Going Dutch

By | 2019-03-05T16:19:54+00:00 December 5th, 2018|Health, TribeLife, Uncategorised, Wellbeing|0 Comments

Our Cycling Correspondent Nick Hellen wants more support for bike-riding commuters and suggests we look to Amsterdam for inspiration.

The broadcaster Jeremy Vine – who shuttles between studios on a Brompton bike- recently urged the BBC to rename its Radio 2 Drivetime show because it promotes a form of transport which has made us “asthmatic, fat and angry”.
He put it in stark terms : “Our addiction to the motor vehicle has made our cities traffic sewers. The programme needs a different name for post-car Britain.”
Might he have a point? After all, we’ve tried to tackle sexism, racism and other forms of prejudice and unconscious bias by changing our language. Maybe a neutral phrase (Commuter-time? Time-to-go-home-time?) could nudge us into copying our Dutch neighbours and hop on a bike instead of grabbing the car keys?
Vine is one of the country’s most high profile cycling commuters, but it is hard to imagine that his hair-raising dispatches about the dangers of setting off on two wheels win over many neutrals to the joys of pedalling.
As he doggedly weaves his way to work through crowded streets, he claims he witnesses 30-40 risky incidents each day and that some cyclists feel under so much threat that they get into a “battlefield mentality”.
He himself became embroiled in one road rage incident which ended up in court amidst accusations- which were denied- that a woman driver made gun signs at him.
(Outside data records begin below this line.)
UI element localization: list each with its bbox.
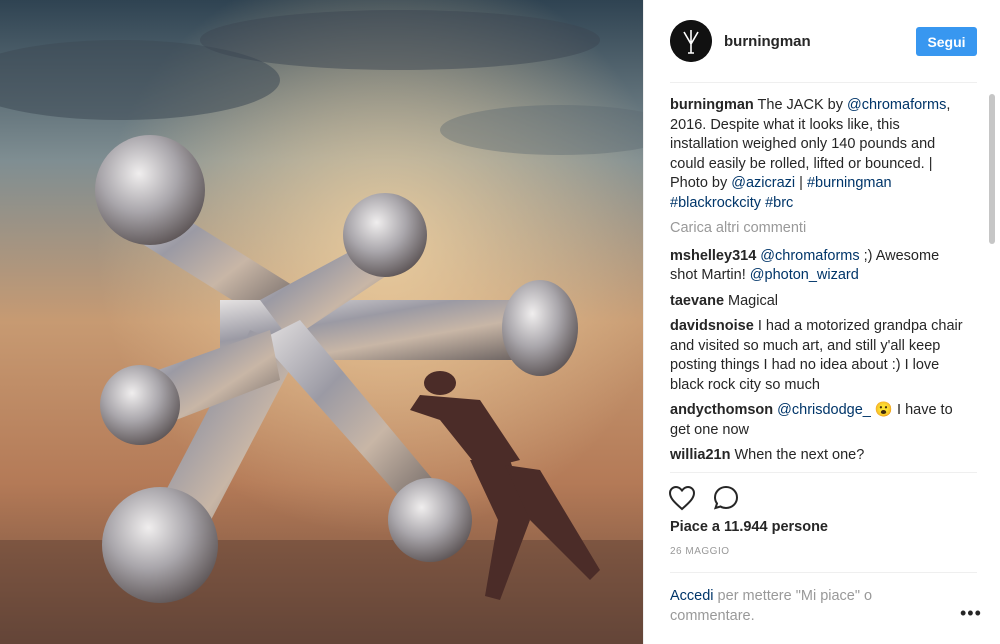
caption-username[interactable]: burningman (670, 97, 754, 113)
burning-man-logo-icon (670, 20, 712, 62)
login-prompt: Accedi per mettere "Mi piace" o commenta… (670, 586, 920, 626)
comment-item: mshelley314 @chromaforms ;) Awesome shot… (670, 247, 966, 286)
divider (670, 472, 977, 473)
divider (670, 572, 977, 573)
post-actions (668, 483, 788, 513)
comment-item: davidsnoise I had a motorized grandpa ch… (670, 317, 966, 395)
avatar[interactable] (670, 20, 712, 62)
comment-username[interactable]: mshelley314 (670, 248, 756, 264)
post-date: 26 MAGGIO (670, 546, 730, 557)
surprised-emoji: 😮 (874, 402, 893, 418)
comment-text: When the next one? (730, 447, 865, 463)
comment-icon[interactable] (712, 484, 740, 512)
comments-scrollbar[interactable] (989, 94, 995, 244)
comment-username[interactable]: davidsnoise (670, 318, 754, 334)
comment-username[interactable]: willia21n (670, 447, 730, 463)
mention-link[interactable]: @chrisdodge_ (777, 402, 871, 418)
comment-item: willia21n When the next one? (670, 446, 966, 466)
mention-link[interactable]: @azicrazi (731, 175, 795, 191)
comment-item: andycthomson @chrisdodge_ 😮 I have to ge… (670, 401, 966, 440)
caption-text: | (795, 175, 807, 191)
follow-button[interactable]: Segui (916, 27, 977, 56)
login-link[interactable]: Accedi (670, 588, 714, 604)
hashtag-link[interactable]: #brc (765, 195, 793, 211)
more-horizontal-icon[interactable]: ••• (960, 603, 982, 624)
load-more-comments-link[interactable]: Carica altri commenti (670, 219, 966, 239)
divider (670, 82, 977, 83)
caption: burningman The JACK by @chromaforms, 201… (670, 96, 966, 213)
post-side-panel: burningman Segui burningman The JACK by … (643, 0, 1000, 644)
comment-username[interactable]: andycthomson (670, 402, 773, 418)
post-header: burningman Segui (644, 0, 1000, 82)
mention-link[interactable]: @chromaforms (760, 248, 859, 264)
comments-list: burningman The JACK by @chromaforms, 201… (670, 96, 966, 470)
mention-link[interactable]: @photon_wizard (750, 267, 859, 283)
mention-link[interactable]: @chromaforms (847, 97, 946, 113)
post-photo[interactable] (0, 0, 643, 644)
hashtag-link[interactable]: #blackrockcity (670, 195, 761, 211)
comment-text: Magical (724, 292, 779, 309)
hashtag-link[interactable]: #burningman (807, 175, 892, 191)
post-username[interactable]: burningman (724, 33, 811, 50)
heart-icon[interactable] (668, 485, 696, 511)
like-count[interactable]: Piace a 11.944 persone (670, 519, 828, 535)
jack-sculpture-photo (0, 0, 643, 644)
comment-username[interactable]: taevane (670, 293, 724, 309)
comment-item: taevane Magical (670, 292, 966, 312)
caption-text: The JACK by (753, 97, 847, 113)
Although she was jailed, the episode probably made many of us decide that, of all the petty niggles of modern life, driving home from work is something which beats the alternative. (Any takers for Drive-by-shooting-time? I thought not.)
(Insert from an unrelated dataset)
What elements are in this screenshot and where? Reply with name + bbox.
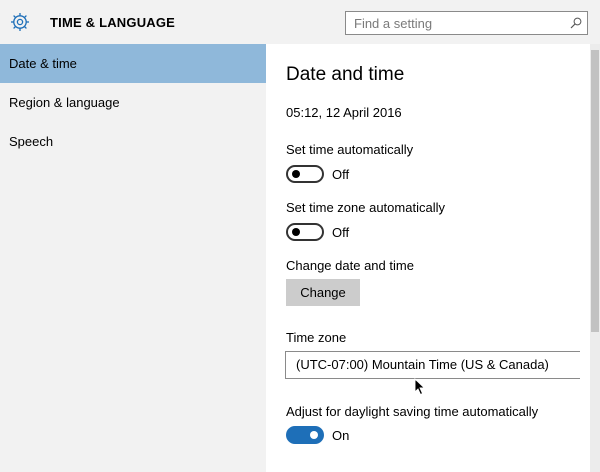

There’s more to this than the usual tribal skirmishes between motorists and the rest. Among cyclists there is an anxious feeling that we have failed to seize our moment and that support is now ebbing away. It may be that cycling really is the answer to our health and environmental problems – yet could be doomed to remain a minority activity.
Consider this. We have urban bike schemes and dedicated cycle super highways yet official government figures show that the average person cycled on 16% fewer occasions than ten years ago.
For the first time in history our professional riders hold all three of the Grand Tour road race titles. The Tour de France was won by the popular Geraint Thomas, the Giro d’Italia by Chris Froome and the Vuelta a España by the young talent Simon Yates. Yet in Britain the culture remains hostile to the amateur road racer.
There were high hopes for a new event called Velo South, a 100 mile ride on closed roads starting out from the Goodwood, the Sussex home of car rallying and due to take place in September. But it was buffeted by legal challenges from protestors who insisted that the roads should be kept open for cars. It was eventually abandoned not because of court action but because of that other enemy of cycling- Britain’s bad weather.
Modern-day cyclists are, by and large, an affluent bunch- unlike their grandparents in the 1950s who rode on two wheels because they couldn’t afford a car. Yet retailers are struggling. While we splash out on carbon frames and fancy gizmos, here in south west London, local bike shops have had a torrid year with many forced to shut. Even the historic Evans Cycles chain, founded in 1921, came a cropper and is now being absorbed into the retail empire of the Sports Direct owner Mike Ashley.
Britain may be on the brink of a post-car future and many of us agree with Jeremy Vine that bikes should play a bigger part in that. But we need to be honest: a lot needs to be done to make cycling more attractive before it can truly provide an alternative. Until then, Drivetime radio shows are here to stay.